保真度感知的數據組合以實現穩健的機器人泛化
Fidelity-Aware Data Composition for Robust Robot Generalization
September 29, 2025
作者: Zizhao Tong, Di Chen, Sicheng Hu, Hongwei Fan, Liliang Chen, Guanghui Ren, Hao Tang, Hao Dong, Ling Shao
cs.AI
摘要
基於大規模、視覺同質化數據集訓練的通用機器人策略,易受捷徑學習影響,從而削弱其分佈外(OOD)泛化能力。雖然生成式數據增強是引入多樣性的常見方法,但它帶來了一個微妙的挑戰:數據組合。簡單地混合真實與合成數據可能會破壞學習信號,因為這一過程往往優先考慮視覺多樣性而犧牲信息保真度。本文提出,穩健的泛化依賴於基於原則、保真度感知的數據組合。我們引入了信息保真度一致性調優(CIFT)框架,將數據組合視為一個優化問題。CIFT利用數據集特徵空間幾何作為信息保真度的實用代理,從而識別出訓練穩定性下降的相變點,即“退相干點”。該框架包含一個生成引擎——多視角視頻增強(MVAug),用於合成因果解耦的數據譜以支持這一調優過程。將CIFT應用於如pi_0和擴散策略等策略架構,使OOD成功率提升超過54%。
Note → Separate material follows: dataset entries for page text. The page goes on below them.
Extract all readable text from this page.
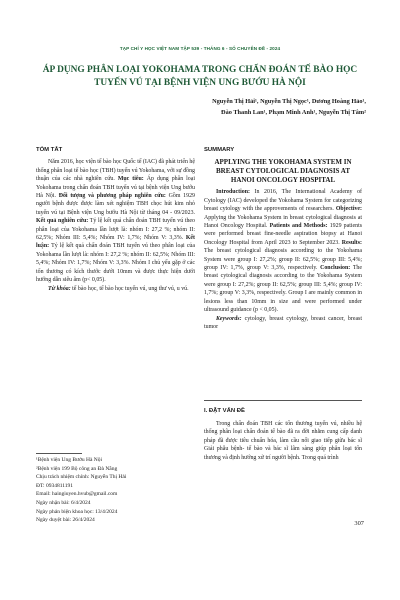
TẠP CHÍ Y HỌC VIỆT NAM TẬP 539 - THÁNG 6 - SỐ CHUYÊN ĐỀ - 2024
ÁP DỤNG PHÂN LOẠI YOKOHAMA TRONG CHẨN ĐOÁN TẾ BÀO HỌC TUYẾN VÚ TẠI BỆNH VIỆN UNG BƯỚU HÀ NỘI
Nguyễn Thị Hải¹, Nguyễn Thị Ngọc¹, Dương Hoàng Hảo¹,
Đào Thanh Lan¹, Phạm Minh Anh¹, Nguyễn Thị Tâm²

TÓM TẮT

Năm 2016, học viện tế bào học Quốc tế (IAC) đã phát triển hệ thống phân loại tế bào học (TBH) tuyến vú Yokohama, với sự đồng thuận của các nhà nghiên cứu. Mục tiêu: Áp dụng phân loại Yokohama trong chẩn đoán TBH tuyến vú tại bệnh viện Ung bướu Hà Nội. Đối tượng và phương pháp nghiên cứu: Gồm 1929 người bệnh được được làm xét nghiệm TBH chọc hút kim nhỏ tuyến vú tại Bệnh viện Ung bướu Hà Nội từ tháng 04 - 09/2023. Kết quả nghiên cứu: Tỷ lệ kết quả chẩn đoán TBH tuyến vú theo phân loại của Yokohama lần lượt là: nhóm I: 27,2 %; nhóm II: 62,5%; Nhóm III: 5,4%; Nhóm IV: 1,7%; Nhóm V: 3,3%. Kết luận: Tỷ lệ kết quả chẩn đoán TBH tuyến vú theo phân loại của Yokohama lần lượt là: nhóm I: 27,2 %; nhóm II: 62,5%; Nhóm III: 5,4%; Nhóm IV: 1,7%; Nhóm V: 3,3%. Nhóm I chủ yếu gặp ở các tổn thương có kích thước dưới 10mm và được thực hiện dưới hướng dẫn siêu âm (p< 0,05).

Từ khóa: tế bào học, tế bào học tuyến vú, ung thư vú, u vú.

SUMMARY

APPLYING THE YOKOHAMA SYSTEM IN BREAST CYTOLOGICAL DIAGNOSIS AT HANOI ONCOLOGY HOSPITAL

Introduction: In 2016, The International Academy of Cytology (IAC) developed the Yokohama System for categorizing breast cytology with the approvements of researchers. Objective: Applying the Yokohama System in breast cytological diagnosis at Hanoi Oncology Hospital. Patients and Methods: 1929 patients were performed breast fine-needle aspiration biopsy at Hanoi Oncology Hospital from April 2023 to September 2023. Results: The breast cytological diagnosis according to the Yokohama System were group I: 27,2%; group II: 62,5%; group III: 5,4%; group IV: 1,7%, group V: 3,3%, respectively. Conclusion: The breast cytological diagnosis according to the Yokohama System were group I: 27,2%; group II: 62,5%; group III: 5,4%; group IV: 1,7%; group V: 3,3%, respectively. Group I are mainly common in lesions less than 10mm in size and were performed under ultrasound guidance (p < 0,05).

Keywords: cytology, breast cytology, breast cancer, breast tumor

I. ĐẶT VẤN ĐỀ

Trong chẩn đoán TBH các tổn thương tuyến vú, nhiều hệ thống phân loại chẩn đoán tế bào đã ra đời nhằm cung cấp danh pháp đã được tiêu chuẩn hóa, làm cầu nối giao tiếp giữa bác sĩ Giải phẫu bệnh- tế bào và bác sĩ lâm sàng giúp phân loại tổn thương và định hướng xử trí người bệnh. Trong quá trình

¹Bệnh viện Ung Bướu Hà Nội

²Bệnh viện 199 Bộ công an Đà Nẵng

Chịu trách nhiệm chính: Nguyễn Thị Hải

ĐT: 0934811191

Email: haingiuyen.hvub@gmail.com

Ngày nhận bài: 6/4/2024

Ngày phản biện khoa học: 13/4/2024

Ngày duyệt bài: 26/4/2024	307
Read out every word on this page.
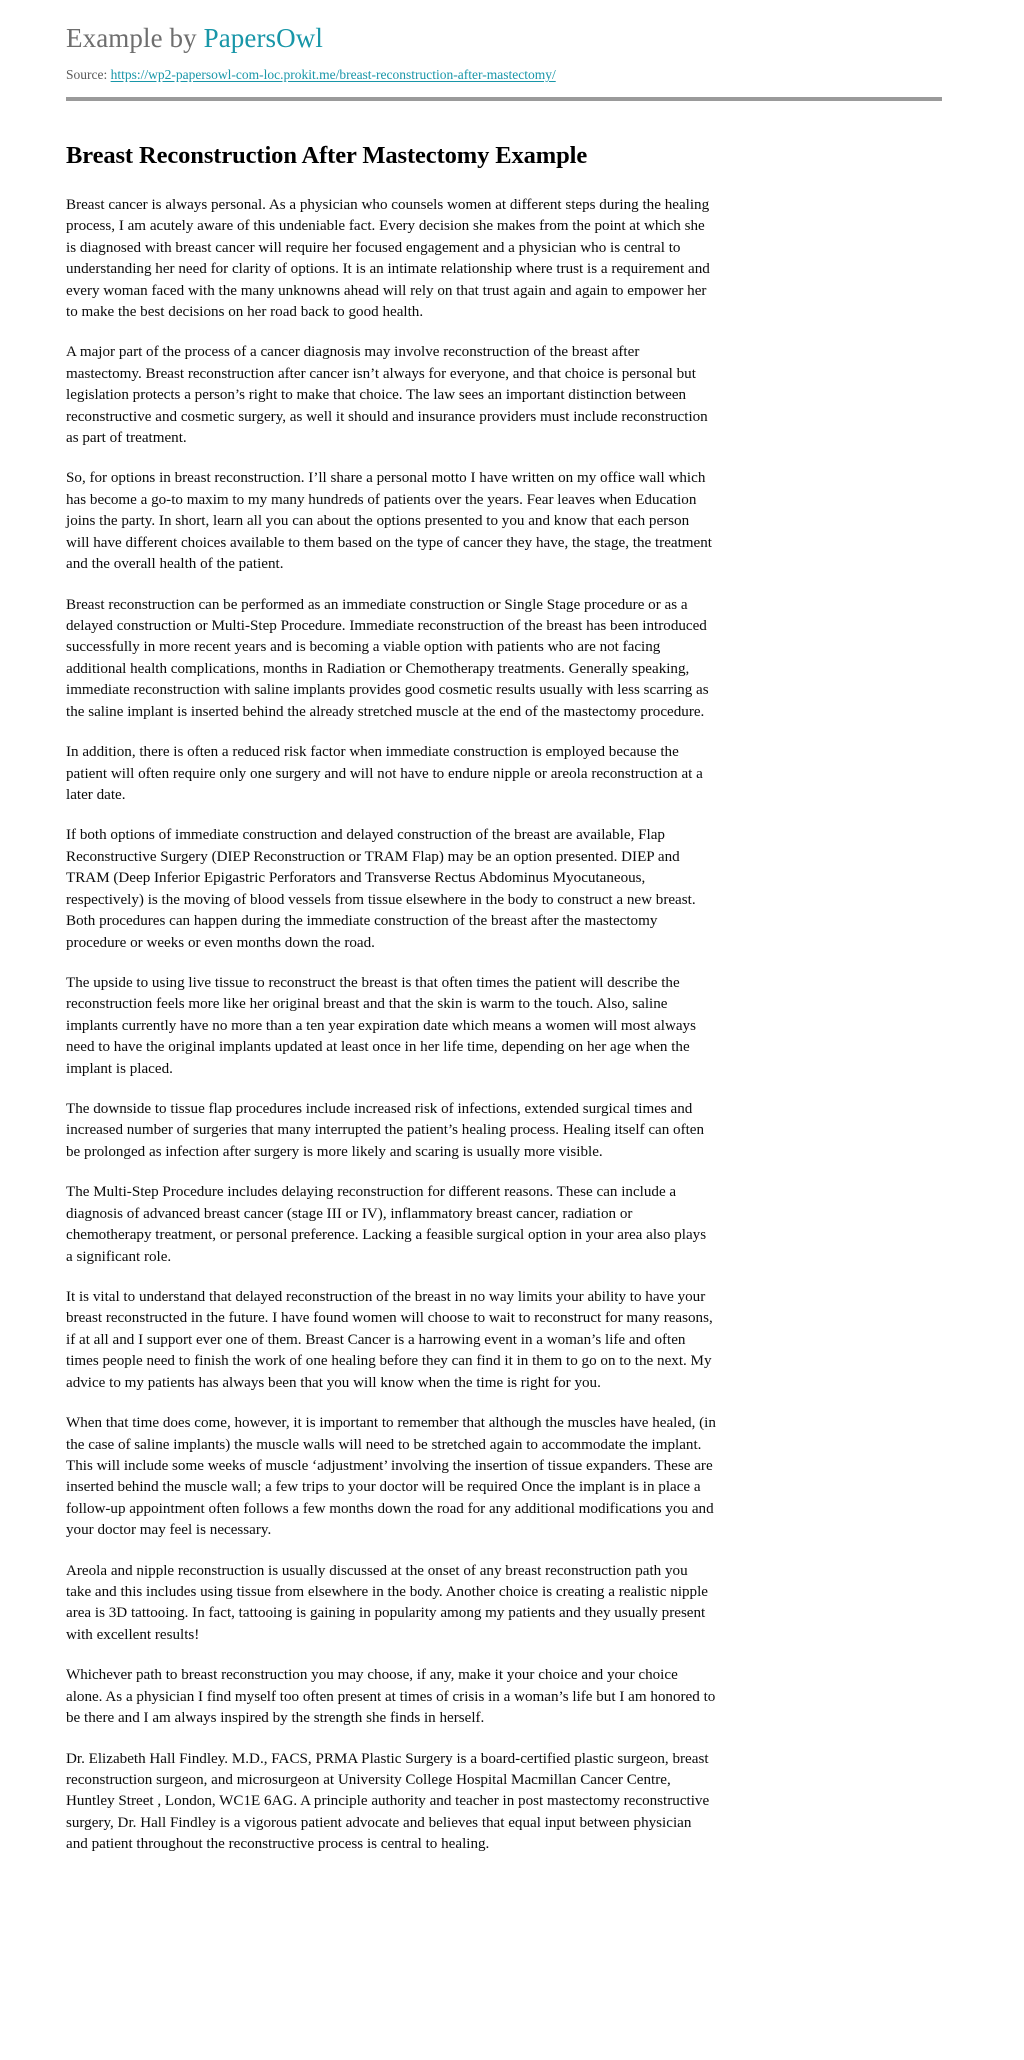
Example by PapersOwl
Source: https://wp2-papersowl-com-loc.prokit.me/breast-reconstruction-after-mastectomy/
Breast Reconstruction After Mastectomy Example

Breast cancer is always personal. As a physician who counsels women at different steps during the healing process, I am acutely aware of this undeniable fact. Every decision she makes from the point at which she is diagnosed with breast cancer will require her focused engagement and a physician who is central to understanding her need for clarity of options. It is an intimate relationship where trust is a requirement and every woman faced with the many unknowns ahead will rely on that trust again and again to empower her to make the best decisions on her road back to good health.

A major part of the process of a cancer diagnosis may involve reconstruction of the breast after mastectomy. Breast reconstruction after cancer isn’t always for everyone, and that choice is personal but legislation protects a person’s right to make that choice. The law sees an important distinction between reconstructive and cosmetic surgery, as well it should and insurance providers must include reconstruction as part of treatment.

So, for options in breast reconstruction. I’ll share a personal motto I have written on my office wall which has become a go-to maxim to my many hundreds of patients over the years. Fear leaves when Education joins the party. In short, learn all you can about the options presented to you and know that each person will have different choices available to them based on the type of cancer they have, the stage, the treatment and the overall health of the patient.

Breast reconstruction can be performed as an immediate construction or Single Stage procedure or as a delayed construction or Multi-Step Procedure. Immediate reconstruction of the breast has been introduced successfully in more recent years and is becoming a viable option with patients who are not facing additional health complications, months in Radiation or Chemotherapy treatments. Generally speaking, immediate reconstruction with saline implants provides good cosmetic results usually with less scarring as the saline implant is inserted behind the already stretched muscle at the end of the mastectomy procedure.

In addition, there is often a reduced risk factor when immediate construction is employed because the patient will often require only one surgery and will not have to endure nipple or areola reconstruction at a later date.

If both options of immediate construction and delayed construction of the breast are available, Flap Reconstructive Surgery (DIEP Reconstruction or TRAM Flap) may be an option presented. DIEP and TRAM (Deep Inferior Epigastric Perforators and Transverse Rectus Abdominus Myocutaneous, respectively) is the moving of blood vessels from tissue elsewhere in the body to construct a new breast. Both procedures can happen during the immediate construction of the breast after the mastectomy procedure or weeks or even months down the road.

The upside to using live tissue to reconstruct the breast is that often times the patient will describe the reconstruction feels more like her original breast and that the skin is warm to the touch. Also, saline implants currently have no more than a ten year expiration date which means a women will most always need to have the original implants updated at least once in her life time, depending on her age when the implant is placed.

The downside to tissue flap procedures include increased risk of infections, extended surgical times and increased number of surgeries that many interrupted the patient’s healing process. Healing itself can often be prolonged as infection after surgery is more likely and scaring is usually more visible.

The Multi-Step Procedure includes delaying reconstruction for different reasons. These can include a diagnosis of advanced breast cancer (stage III or IV), inflammatory breast cancer, radiation or chemotherapy treatment, or personal preference. Lacking a feasible surgical option in your area also plays a significant role.

It is vital to understand that delayed reconstruction of the breast in no way limits your ability to have your breast reconstructed in the future. I have found women will choose to wait to reconstruct for many reasons, if at all and I support ever one of them. Breast Cancer is a harrowing event in a woman’s life and often times people need to finish the work of one healing before they can find it in them to go on to the next. My advice to my patients has always been that you will know when the time is right for you.

When that time does come, however, it is important to remember that although the muscles have healed, (in the case of saline implants) the muscle walls will need to be stretched again to accommodate the implant. This will include some weeks of muscle ‘adjustment’ involving the insertion of tissue expanders. These are inserted behind the muscle wall; a few trips to your doctor will be required Once the implant is in place a follow-up appointment often follows a few months down the road for any additional modifications you and your doctor may feel is necessary.

Areola and nipple reconstruction is usually discussed at the onset of any breast reconstruction path you take and this includes using tissue from elsewhere in the body. Another choice is creating a realistic nipple area is 3D tattooing. In fact, tattooing is gaining in popularity among my patients and they usually present with excellent results!

Whichever path to breast reconstruction you may choose, if any, make it your choice and your choice alone. As a physician I find myself too often present at times of crisis in a woman’s life but I am honored to be there and I am always inspired by the strength she finds in herself.

Dr. Elizabeth Hall Findley. M.D., FACS, PRMA Plastic Surgery is a board-certified plastic surgeon, breast reconstruction surgeon, and microsurgeon at University College Hospital Macmillan Cancer Centre, Huntley Street , London, WC1E 6AG. A principle authority and teacher in post mastectomy reconstructive surgery, Dr. Hall Findley is a vigorous patient advocate and believes that equal input between physician and patient throughout the reconstructive process is central to healing.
這些結果表明,超越單純數據合成,保真度感知的組合是開發穩健、通用機器人的重要組成部分。
English
Generalist robot policies trained on large-scale, visually homogeneous
datasets can be susceptible to shortcut learning, which impairs their
out-of-distribution (OOD) generalization. While generative data augmentation is
a common approach to introduce diversity, it presents a subtle challenge: data
composition. Naively mixing real and synthetic data can corrupt the learning
signal, as this process often prioritizes visual diversity at the expense of
information fidelity. This paper suggests that robust generalization depends on
principled, fidelity-aware data composition. We introduce Coherent Information
Fidelity Tuning (CIFT), a framework that treats data composition as an
optimization problem. CIFT uses a practical proxy for Information Fidelity
based on the feature-space geometry of a dataset. This enables the
identification of a phase transition, termed the Decoherence Point, where
training stability degrades. The framework includes a generative engine,
Multi-View Video Augmentation (MVAug), to synthesize a causally disentangled
data spectrum for this tuning process. Applying CIFT to policy architectures
such as pi_0 and Diffusion Policy improves OOD success rates by over 54\%.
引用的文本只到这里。